Nine tumors had a germline (n = 5) or somatic (n = 4) BRCA2 mutation; each was associated with loss of heterozygosity. All of the somatic (1445delC, E880X, 4286del8, and 5783delT) and one of the germline (5984ins4) mutations were unique to this study. One tumor had somatic mutations in both BRCA1 and BRCA2. Two tumors are, to our knowledge, the first cases of germline BRCA2-associated peritoneal cancer. Twelve additional tumors lacked detectable BRCA2 mRNA, but the BRCA2 promoter was hypermethylated in only one of them, suggesting that other mechanisms effect transcriptional silencing of BRCA2. Tumors lacking BRCA1 mRNA were more likely to lack BRCA2 mRNA than tumors expressing BRCA1 mRNA (P<.001). Overall, 82% (95% confidence interval [CI] = 74% to 90%) of the tumors contained alterations in BRCA1, BRCA2, or both genes. Of 41 informative tumors with some alteration in BRCA2, 36 also had an alteration in BRCA1. The frequency, but not the mechanism, of BRCA1 or BRCA2 dysfunction in ovarian cancer was independent of family history.
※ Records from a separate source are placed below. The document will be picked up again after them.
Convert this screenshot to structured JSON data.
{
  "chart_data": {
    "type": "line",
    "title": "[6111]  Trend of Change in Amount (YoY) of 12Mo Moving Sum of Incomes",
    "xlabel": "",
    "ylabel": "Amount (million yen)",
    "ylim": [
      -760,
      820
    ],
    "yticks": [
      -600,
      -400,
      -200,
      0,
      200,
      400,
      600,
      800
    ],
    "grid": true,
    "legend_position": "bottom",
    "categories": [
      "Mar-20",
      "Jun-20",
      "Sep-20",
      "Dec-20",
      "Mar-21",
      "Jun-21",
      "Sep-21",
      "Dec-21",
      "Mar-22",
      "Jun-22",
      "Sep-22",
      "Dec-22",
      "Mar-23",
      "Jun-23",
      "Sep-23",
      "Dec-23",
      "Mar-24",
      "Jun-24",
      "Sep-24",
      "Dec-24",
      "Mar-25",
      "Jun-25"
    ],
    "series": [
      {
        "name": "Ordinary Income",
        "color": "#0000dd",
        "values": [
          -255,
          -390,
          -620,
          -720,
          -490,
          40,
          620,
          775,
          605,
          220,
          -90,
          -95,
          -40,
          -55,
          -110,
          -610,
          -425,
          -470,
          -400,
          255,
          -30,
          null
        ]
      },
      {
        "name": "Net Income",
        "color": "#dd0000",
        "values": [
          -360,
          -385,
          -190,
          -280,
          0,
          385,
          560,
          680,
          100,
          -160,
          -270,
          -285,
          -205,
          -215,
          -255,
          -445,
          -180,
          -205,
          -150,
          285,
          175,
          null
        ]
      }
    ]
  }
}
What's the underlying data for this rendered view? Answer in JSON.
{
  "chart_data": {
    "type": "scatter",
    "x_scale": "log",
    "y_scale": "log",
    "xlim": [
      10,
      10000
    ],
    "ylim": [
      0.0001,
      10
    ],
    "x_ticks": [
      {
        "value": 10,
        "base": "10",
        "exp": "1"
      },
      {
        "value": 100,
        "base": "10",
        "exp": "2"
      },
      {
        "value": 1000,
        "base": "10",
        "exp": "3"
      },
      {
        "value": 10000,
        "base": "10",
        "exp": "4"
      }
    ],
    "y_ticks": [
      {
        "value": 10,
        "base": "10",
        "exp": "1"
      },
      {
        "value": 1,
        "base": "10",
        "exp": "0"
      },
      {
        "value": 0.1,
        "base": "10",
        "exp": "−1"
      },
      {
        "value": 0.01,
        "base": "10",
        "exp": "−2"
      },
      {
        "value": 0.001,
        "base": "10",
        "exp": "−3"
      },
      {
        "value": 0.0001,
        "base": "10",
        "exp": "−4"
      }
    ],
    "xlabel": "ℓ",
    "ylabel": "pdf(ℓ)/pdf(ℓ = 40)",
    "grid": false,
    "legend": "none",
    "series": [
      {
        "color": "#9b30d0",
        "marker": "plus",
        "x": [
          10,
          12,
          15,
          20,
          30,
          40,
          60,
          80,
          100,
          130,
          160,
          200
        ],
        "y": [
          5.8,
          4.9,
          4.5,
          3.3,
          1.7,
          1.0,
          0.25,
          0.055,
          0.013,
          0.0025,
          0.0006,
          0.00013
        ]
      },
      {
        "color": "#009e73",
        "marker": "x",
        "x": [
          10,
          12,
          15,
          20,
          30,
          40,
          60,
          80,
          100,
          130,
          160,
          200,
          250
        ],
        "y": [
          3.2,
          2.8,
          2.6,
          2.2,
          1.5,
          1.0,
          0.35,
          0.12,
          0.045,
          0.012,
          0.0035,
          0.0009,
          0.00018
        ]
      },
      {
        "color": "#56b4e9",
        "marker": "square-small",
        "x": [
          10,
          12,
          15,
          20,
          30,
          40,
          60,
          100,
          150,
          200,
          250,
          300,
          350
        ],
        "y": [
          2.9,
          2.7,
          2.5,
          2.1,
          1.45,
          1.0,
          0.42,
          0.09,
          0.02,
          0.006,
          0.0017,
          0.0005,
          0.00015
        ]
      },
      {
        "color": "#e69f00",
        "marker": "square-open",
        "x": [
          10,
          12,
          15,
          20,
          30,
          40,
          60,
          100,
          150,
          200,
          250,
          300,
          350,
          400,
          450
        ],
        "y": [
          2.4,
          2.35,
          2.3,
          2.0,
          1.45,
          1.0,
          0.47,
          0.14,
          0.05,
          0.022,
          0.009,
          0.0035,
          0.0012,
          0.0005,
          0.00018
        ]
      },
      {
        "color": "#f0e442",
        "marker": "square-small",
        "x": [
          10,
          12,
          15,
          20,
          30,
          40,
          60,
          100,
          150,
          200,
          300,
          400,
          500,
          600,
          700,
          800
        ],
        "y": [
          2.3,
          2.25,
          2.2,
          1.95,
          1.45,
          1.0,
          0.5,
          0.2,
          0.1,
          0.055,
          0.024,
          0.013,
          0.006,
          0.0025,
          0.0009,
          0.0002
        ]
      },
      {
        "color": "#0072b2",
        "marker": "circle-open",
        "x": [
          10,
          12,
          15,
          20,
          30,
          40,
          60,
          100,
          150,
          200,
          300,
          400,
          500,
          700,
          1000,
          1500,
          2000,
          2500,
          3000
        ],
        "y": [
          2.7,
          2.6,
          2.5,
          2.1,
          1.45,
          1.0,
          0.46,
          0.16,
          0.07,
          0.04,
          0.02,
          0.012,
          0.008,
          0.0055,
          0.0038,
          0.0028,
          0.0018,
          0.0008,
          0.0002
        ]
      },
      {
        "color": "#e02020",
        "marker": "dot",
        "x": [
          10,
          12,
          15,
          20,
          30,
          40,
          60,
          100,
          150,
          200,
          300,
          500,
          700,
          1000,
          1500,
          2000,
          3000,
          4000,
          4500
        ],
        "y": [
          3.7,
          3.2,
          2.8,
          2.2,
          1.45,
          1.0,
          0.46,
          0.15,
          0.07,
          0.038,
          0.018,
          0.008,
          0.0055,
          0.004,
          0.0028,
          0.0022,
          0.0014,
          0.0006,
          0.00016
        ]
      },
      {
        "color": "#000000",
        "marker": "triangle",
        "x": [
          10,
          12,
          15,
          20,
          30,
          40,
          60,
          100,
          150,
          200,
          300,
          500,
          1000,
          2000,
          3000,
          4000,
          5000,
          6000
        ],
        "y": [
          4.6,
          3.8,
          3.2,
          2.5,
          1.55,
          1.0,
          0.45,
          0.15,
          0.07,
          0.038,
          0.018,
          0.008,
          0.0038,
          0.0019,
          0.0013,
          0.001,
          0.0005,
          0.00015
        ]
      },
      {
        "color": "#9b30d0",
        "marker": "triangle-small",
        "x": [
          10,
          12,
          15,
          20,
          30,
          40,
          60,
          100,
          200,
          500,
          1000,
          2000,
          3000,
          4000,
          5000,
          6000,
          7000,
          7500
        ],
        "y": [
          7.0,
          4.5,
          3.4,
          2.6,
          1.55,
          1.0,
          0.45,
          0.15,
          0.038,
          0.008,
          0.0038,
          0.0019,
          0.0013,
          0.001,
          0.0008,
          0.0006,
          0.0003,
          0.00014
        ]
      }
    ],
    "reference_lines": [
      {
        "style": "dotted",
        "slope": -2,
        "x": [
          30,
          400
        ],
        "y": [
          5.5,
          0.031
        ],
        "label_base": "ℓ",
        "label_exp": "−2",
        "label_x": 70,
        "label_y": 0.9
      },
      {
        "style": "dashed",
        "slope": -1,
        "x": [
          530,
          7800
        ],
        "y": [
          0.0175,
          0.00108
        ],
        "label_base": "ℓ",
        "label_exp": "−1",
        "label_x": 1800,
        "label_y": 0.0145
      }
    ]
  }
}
Multiple mechanisms cause nearly universal dysfunction of BRCA1 and/or BRCA2 in hereditary and sporadic ovarian carcinoma. Ovarian cancers with BRCA2 dysfunction often have simultaneous BRCA1 dysfunction.
尽管BRCA1和BRCA2在遗传性卵巢癌中发挥重要作用,但其在散发性卵巢癌中的作用程度及其失活机制尚未完全明确。我们的目标是对一组先前已评估过BRCA1突变和mRNA表达的卵巢肿瘤中的BRCA2突变及mRNA表达进行特征分析。
采用蛋白质截短试验对92名患“卵巢”癌(即卵巢癌、腹膜癌或输卵管癌)的不相关女性的肿瘤进行BRCA2无效突变筛查。对于不表达BRCA2 mRNA的肿瘤,采用甲基化特异性聚合酶链反应(PCR)检测BRCA2启动子的高甲基化情况。所有统计检验均为双侧检验。
9个肿瘤存在种系(n = 5)或体细胞(n = 4)BRCA2突变;每个突变均与杂合性缺失相关。所有体细胞突变(1445delC、E880X、4286del8和5783delT)及其中一个种系突变(5984ins4)均为本研究所特有。1个肿瘤同时存在BRCA1和BRCA2的体细胞突变。据我们所知,2个肿瘤是首例种系BRCA2相关的腹膜癌病例。另有12个肿瘤未检测到BRCA2 mRNA,但其中仅1个肿瘤的BRCA2启动子发生高甲基化,提示存在其他机制影响BRCA2的转录沉默。与表达BRCA1 mRNA的肿瘤相比,缺乏BRCA1 mRNA的肿瘤更可能缺乏BRCA2 mRNA(P<0.001)。总体而言,82%(95%置信区间[CI]=74%至90%)的肿瘤存在BRCA1、BRCA2或二者基因的改变。在41个BRCA2有某种改变的信息充分的肿瘤中,36个同时也有BRCA1的改变。卵巢癌中BRCA1或BRCA2功能障碍的频率与家族史无关,但机制相关。
多种机制导致遗传性和散发性卵巢癌中BRCA1和/或BRCA2几乎普遍功能障碍。存在BRCA2功能障碍的卵巢癌通常同时存在BRCA1功能障碍。